TRE ARTICOLI SULLA SANITA’ (SSN

e assistenza integrativa nelle aziende) -

ALLA SANITA’ I CONTI NON TORNANO

Quando un solo comparto spazza via il 75-80 per cento di un bilancio e quel bilancio viene tagliato di 8 miliardi e mezzo in due anni, è difficile credere al governo se dice che la sanità non verrà toccata dalla manovra. Soprattutto se all’articolo 14 di quella manovra si legge che le regioni dovranno ridurre i costi anche adottando "misure di contenimento della spesa sanitaria". Un mantra, ormai, ripetuto a ogni occasione che palesa la necessità di mettere in ordine i conti pubblici. Che incide sulla carne viva dei cittadini delle cinque regioni col deficit sanitario monstre (Lazio, Campania, Calabria, Molise e Abruzzo) chiamate a ripianare in gran fretta, il che significa tagliare posti letto e prestazioni senza avere nulla di alternativo da offrire. E che diventa materia bollente quando il ministro dell’Economia Giulio Tremonti annuncia che dopo l’estate sarà pronto il primo atto del federalismo: i costi standard della sanità, ovvero la definizione della spesa necessaria a mantenere gli italiani in salute partendo da quanto impiegano le regioni virtuose Emilia-Romagna, Lombardia, Toscana e Veneto, e dai costi standard si attende un risparmio di almeno 4 miliardi.
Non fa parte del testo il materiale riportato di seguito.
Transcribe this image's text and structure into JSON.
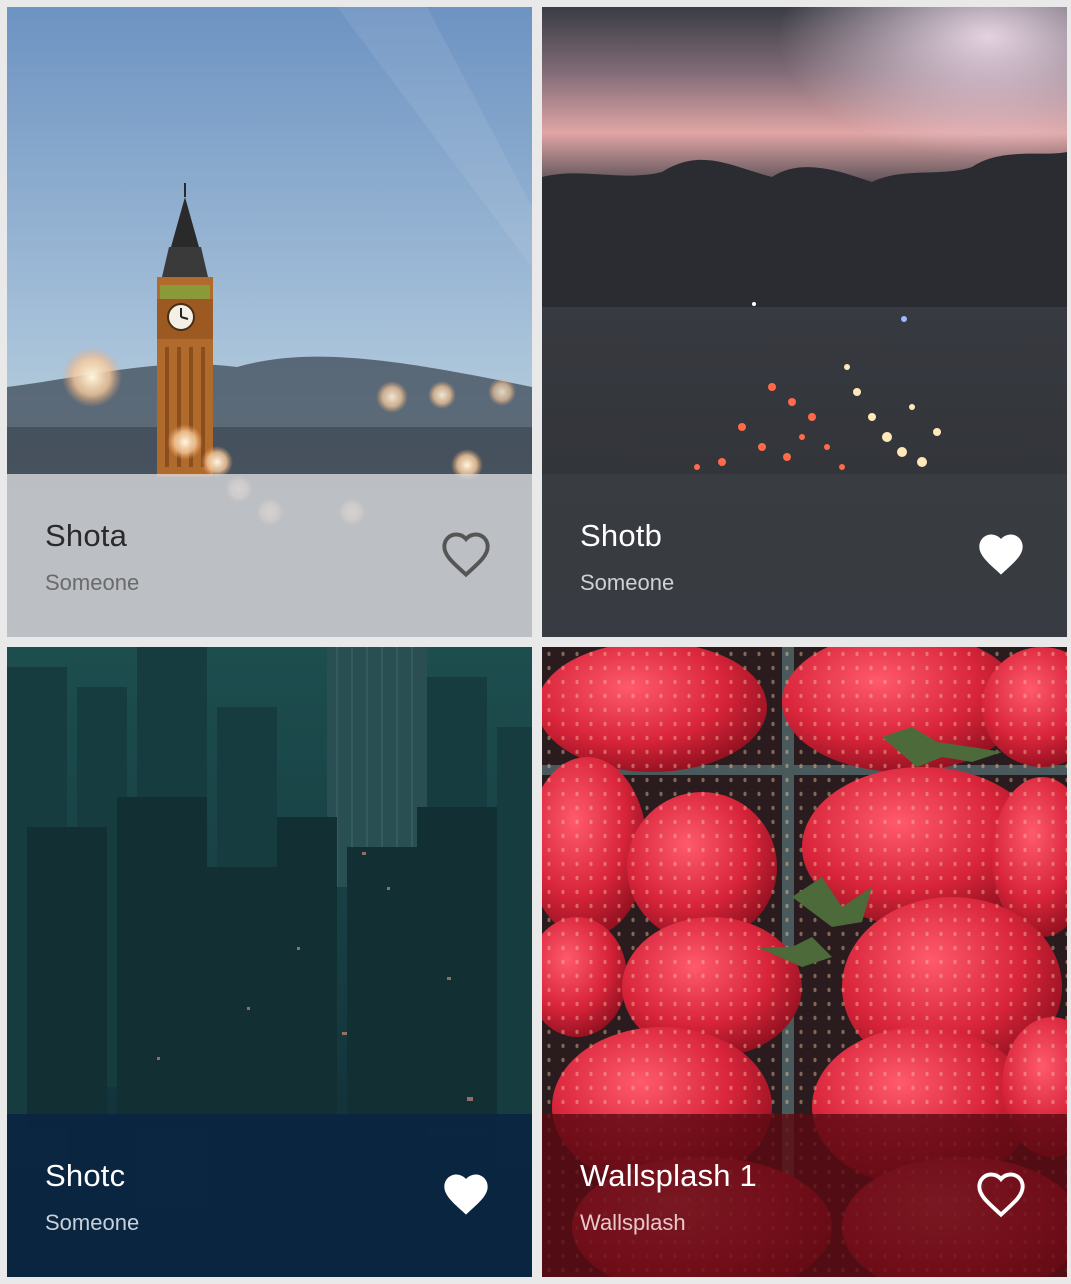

Ma non serve attendere tanto: dalla stima fatta dalla Cna di Mestre sui probabili tagli che oggi le Regioni saranno chiamate a fare emerge che 878 milioni in due anni saranno sottratti all’assistenza sociale, con punte fino a 318 milioni in Lombardia tolti alla gestione di uno dei capitoli più seri della sanità: l’assistenza ai non autosufficienti, agli handicappati, agli anziani. E poi la sforbiciata ai camici bianchi che per questo sciopereranno il 19 luglio: 78 mila operatori in meno, di cui 15 mila sono medici, nei prossimi tre anni col blocco del turn over non potrà che tradursi nella paralisi di molti ospedali e Asl. Insomma, se i conti dello Stato sono in disordine la sanità, che si porta via 112 miliardi nel 2010, deve mettersi a dieta. Ma perché?
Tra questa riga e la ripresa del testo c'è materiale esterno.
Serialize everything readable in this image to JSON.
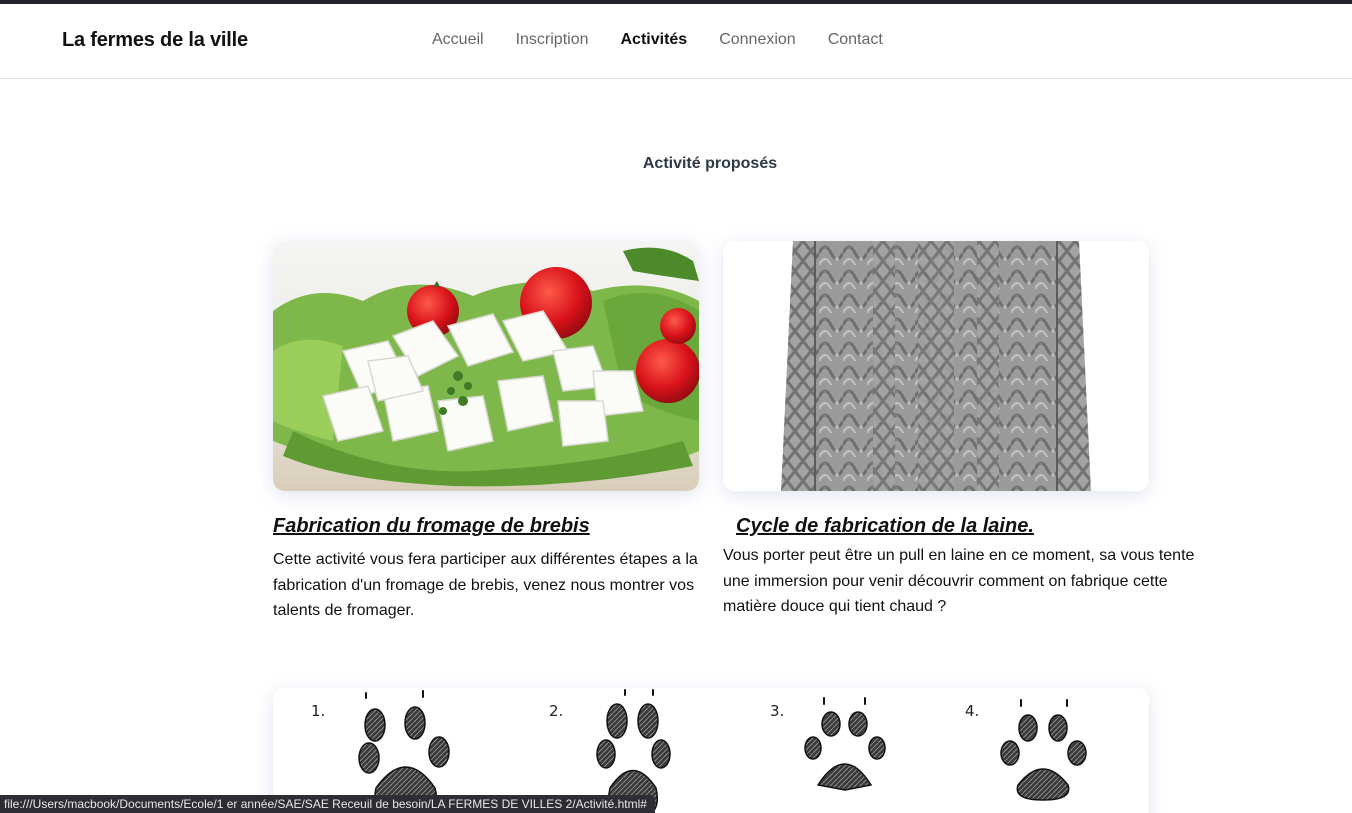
{
  "header": {
    "brand": "La fermes de la ville",
    "nav": [
      {
        "label": "Accueil",
        "active": false
      },
      {
        "label": "Inscription",
        "active": false
      },
      {
        "label": "Activités",
        "active": true
      },
      {
        "label": "Connexion",
        "active": false
      },
      {
        "label": "Contact",
        "active": false
      }
    ]
  },
  "main": {
    "title": "Activité proposés",
    "cards": [
      {
        "title": "Fabrication du fromage de brebis",
        "text": "Cette activité vous fera participer aux différentes étapes a la fabrication d'un fromage de brebis, venez nous montrer vos talents de fromager.",
        "image": "feta-cheese-salad-photo"
      },
      {
        "title": "Cycle de fabrication de la laine.",
        "text": "Vous porter peut être un pull en laine en ce moment, sa vous tente une immersion pour venir découvrir comment on fabrique cette matière douce qui tient chaud ?",
        "image": "grey-wool-sweater-photo"
      },
      {
        "image": "animal-paw-prints-drawing",
        "paw_labels": [
          "1.",
          "2.",
          "3.",
          "4."
        ]
      }
    ]
  },
  "status_bar": {
    "url": "file:///Users/macbook/Documents/Ecole/1 er année/SAE/SAE Receuil de besoin/LA FERMES DE VILLES 2/Activité.html#"
  },
  "colors": {
    "topbar": "#24242a",
    "nav_inactive": "#666666",
    "nav_active": "#111111",
    "section_title": "#2f3847"
  }
}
Se è vero che spendiamo molto meno dell’Europa dei 15, che impiegano per questo comparto il 9,2 per cento del Pil a fronte del nostro 8,7, e meno persino della media Ocse (8,9); e se è vero, come indica l’Oms, che il nostro servizio pubblico è al secondo posto nel mondo per qualità nell’equità, per quale ragione, tra i mille capitoli di bilancio, è proprio la spesa sanitaria a dover essere ridotta? Insomma, dobbiamo forse accettare l’idea che siamo così malridotti da non poterci più permettere un Servizio sanitario nazionale universale?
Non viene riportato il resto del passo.